When: Monday and Wednesday, 3 pm to 4 pm
Where: C6E101
Who: Marisa Gil (marisa at ac.upc.es , D6-215) and Nacho Navarro (nacho at ac.upc.es, D6-212)
Office Hours: Marisa: Monday to Wednesday, 10-12 -Monday, 16-17:30 and Nacho: xxx-xxx (and always by appoinment if need be)

Course Description

The course goal is giving a vision of the developments and research in multiprocessor operating systems, presenting the most important aspects of their design. It is focused on the operating environment structure, user and kernel abstractions and the related programming models. We study policies and mechanisms on resource scheduling (processors, threads, memory, devices), synchronization and communication among threads, parallel applications support and the performance evaluation of the system components. We analyze the support needs in the operating environment due to new proposals on computer architectures.


Quick Links

- Course Collaborative Space (BSCW)

Readings

You will have three basic responsibilities for the readings covered in the course:
  1. - Read the assigned papers before due time. Without doing so, discussion is a little more difficult.
  2. - Form a discussion group. You should have about two to four people in your group, and discuss each paper sometime before class meets.

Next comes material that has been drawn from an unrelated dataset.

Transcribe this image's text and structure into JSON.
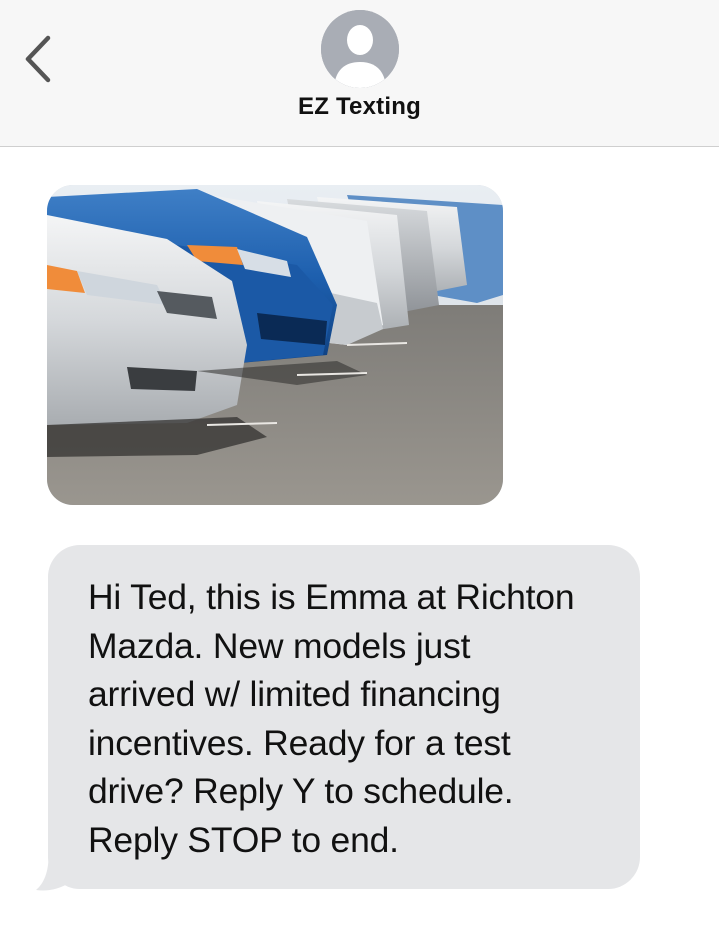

When you have formed a group, please send us an email with a list of group members.
  3. - Write a review of each paper. Your individual write-up should consist of a short-summary and the answer to the question(s) posed. The summary should not exceed half of a page in length. The default list of questions to answer is the Reviewers Form. Turn in your review via BSCW before due time, with the paper title and group member names in the description of the posted document. Write-ups should be in plain text, html or pdf format.
Readings will probably be heavy up front, so make sure not to fall behind. That way, you will have more time towards to end of the semester to focus on your project.

First weeks readings

The first weeks reading includes both guidelines intended to help students efficiently read papers (the brochure "Efficient reading of papers in Science and Technology" by Michael J. Hanson, 1990, revised 2000 Dylan McNamee) and a couple of papers on how to be a good referee and what issues are important when a program committee has to select a paper for publication. Read the brochure first.

Required reading:
Auxiliary reading:

Project

The final project is an important part of the course. You are expected to perform work which could eventually be suitable for publication in a major operating systems conference. In general, people should work in groups of size one or two -- We will not allow groups larger than that. We will provide some suggestions for you to pick from, although you are encouraged to think of a project on your own, which we can help to refine. Project write-ups will be similar in format to a conference submission, and all will be entered into a class-wide mini-conference.